The early forms of cheongsam (1)

In the 1920s, an early form of the cheongsam re-emerged that traced its origins back to the gown of Manchu women of the Qing dynasty but also incorporated contemporary fashion elements. Like the Manchu gown, it was cut wide and straight, but it had also been modernised: the skirt was shortened to the calf to reveal the ankles; the sleeves were shortened to elbow or wrist length; and the cuffs, collar and front-flap were adorned with simple bindings or pipings. This style formed the prototype for the modern cheongsam.
These cheongsams adopt a straight, wide cut and sleeves fashioned from the same piece of fabric. This version is shorter than the traditional long gowns worn by Manchu women. The bell-shaped sleeves, meanwhile, were extremely popular at that time. The thin bindings and pipings that spice up the whole design differ in colour from the body of the cheongsam.

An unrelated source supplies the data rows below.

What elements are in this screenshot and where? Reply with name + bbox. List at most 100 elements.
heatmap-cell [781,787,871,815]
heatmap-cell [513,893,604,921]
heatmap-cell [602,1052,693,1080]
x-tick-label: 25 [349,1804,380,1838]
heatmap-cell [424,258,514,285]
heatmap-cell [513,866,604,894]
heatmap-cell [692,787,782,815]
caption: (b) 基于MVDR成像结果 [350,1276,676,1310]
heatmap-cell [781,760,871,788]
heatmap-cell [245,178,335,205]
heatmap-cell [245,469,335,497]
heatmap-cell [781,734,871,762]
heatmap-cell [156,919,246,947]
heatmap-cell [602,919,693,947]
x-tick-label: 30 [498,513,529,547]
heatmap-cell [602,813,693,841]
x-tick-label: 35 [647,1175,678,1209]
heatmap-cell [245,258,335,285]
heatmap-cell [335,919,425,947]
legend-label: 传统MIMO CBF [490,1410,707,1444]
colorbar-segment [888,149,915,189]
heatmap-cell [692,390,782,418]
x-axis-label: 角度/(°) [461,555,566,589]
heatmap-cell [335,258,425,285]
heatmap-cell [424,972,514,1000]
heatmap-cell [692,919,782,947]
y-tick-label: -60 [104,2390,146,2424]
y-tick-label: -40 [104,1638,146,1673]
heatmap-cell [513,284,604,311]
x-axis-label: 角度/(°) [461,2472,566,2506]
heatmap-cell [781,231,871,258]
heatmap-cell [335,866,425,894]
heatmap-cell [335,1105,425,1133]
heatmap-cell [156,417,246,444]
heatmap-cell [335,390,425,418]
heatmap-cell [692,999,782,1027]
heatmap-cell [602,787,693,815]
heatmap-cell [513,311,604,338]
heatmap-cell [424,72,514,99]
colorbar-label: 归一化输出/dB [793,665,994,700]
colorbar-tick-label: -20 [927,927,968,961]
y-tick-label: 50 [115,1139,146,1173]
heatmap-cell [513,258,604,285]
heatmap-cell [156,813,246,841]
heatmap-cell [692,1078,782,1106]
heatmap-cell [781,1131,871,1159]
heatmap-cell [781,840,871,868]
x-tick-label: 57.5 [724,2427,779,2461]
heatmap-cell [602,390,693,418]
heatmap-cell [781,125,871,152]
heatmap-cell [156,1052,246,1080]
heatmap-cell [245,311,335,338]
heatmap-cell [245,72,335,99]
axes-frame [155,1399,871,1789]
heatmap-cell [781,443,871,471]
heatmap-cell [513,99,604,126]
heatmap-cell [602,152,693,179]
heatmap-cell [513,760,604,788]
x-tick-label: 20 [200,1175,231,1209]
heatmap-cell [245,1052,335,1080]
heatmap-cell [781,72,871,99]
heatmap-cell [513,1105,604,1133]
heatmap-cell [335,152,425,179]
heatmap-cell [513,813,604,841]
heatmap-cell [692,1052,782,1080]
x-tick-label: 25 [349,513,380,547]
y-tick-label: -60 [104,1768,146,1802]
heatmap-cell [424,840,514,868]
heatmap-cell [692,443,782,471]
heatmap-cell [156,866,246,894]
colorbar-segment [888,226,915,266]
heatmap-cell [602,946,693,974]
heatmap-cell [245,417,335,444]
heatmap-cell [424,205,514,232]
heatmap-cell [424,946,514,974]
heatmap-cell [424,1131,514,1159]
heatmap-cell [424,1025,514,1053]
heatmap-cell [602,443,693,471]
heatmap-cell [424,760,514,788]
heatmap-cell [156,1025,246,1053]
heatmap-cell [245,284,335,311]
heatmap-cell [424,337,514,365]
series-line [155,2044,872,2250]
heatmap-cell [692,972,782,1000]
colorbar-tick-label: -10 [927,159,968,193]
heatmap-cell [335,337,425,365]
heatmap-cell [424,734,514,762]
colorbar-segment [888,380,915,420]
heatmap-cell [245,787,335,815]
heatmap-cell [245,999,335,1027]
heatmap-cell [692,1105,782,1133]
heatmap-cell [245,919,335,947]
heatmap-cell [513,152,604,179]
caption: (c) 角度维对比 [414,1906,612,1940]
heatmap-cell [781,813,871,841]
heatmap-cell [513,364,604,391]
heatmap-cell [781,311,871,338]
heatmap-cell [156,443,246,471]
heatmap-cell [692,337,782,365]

During the early 20th century, fabric bolts were rather narrow due to limitations in weaving technology. Since the bolt was not wide enough to make a full cheongsam with body and sleeves, several pieces of fabric had to be joined together. The seams were usually made at the sleeves or in the centre of the body.

Dark blue sleeveless long majia
1920s
Hong Kong Museum of History collection
The modern cheongsam appeared in the 1920s in the form of the long majia vest. Initially, the majia was worn over a short jacket and came to replace the skirt. Later, it was combined with the jacket and became the modern cheongsam.
This long, straight cut majia demonstrates exquisite craftsmanship by virtue of the concealed stitching along the lining. The design is simple although three types of buttons have been used: the larger flower buttons on the collar and front-flaps, and the knot-shaped buttons and press studs on the right side of the gown.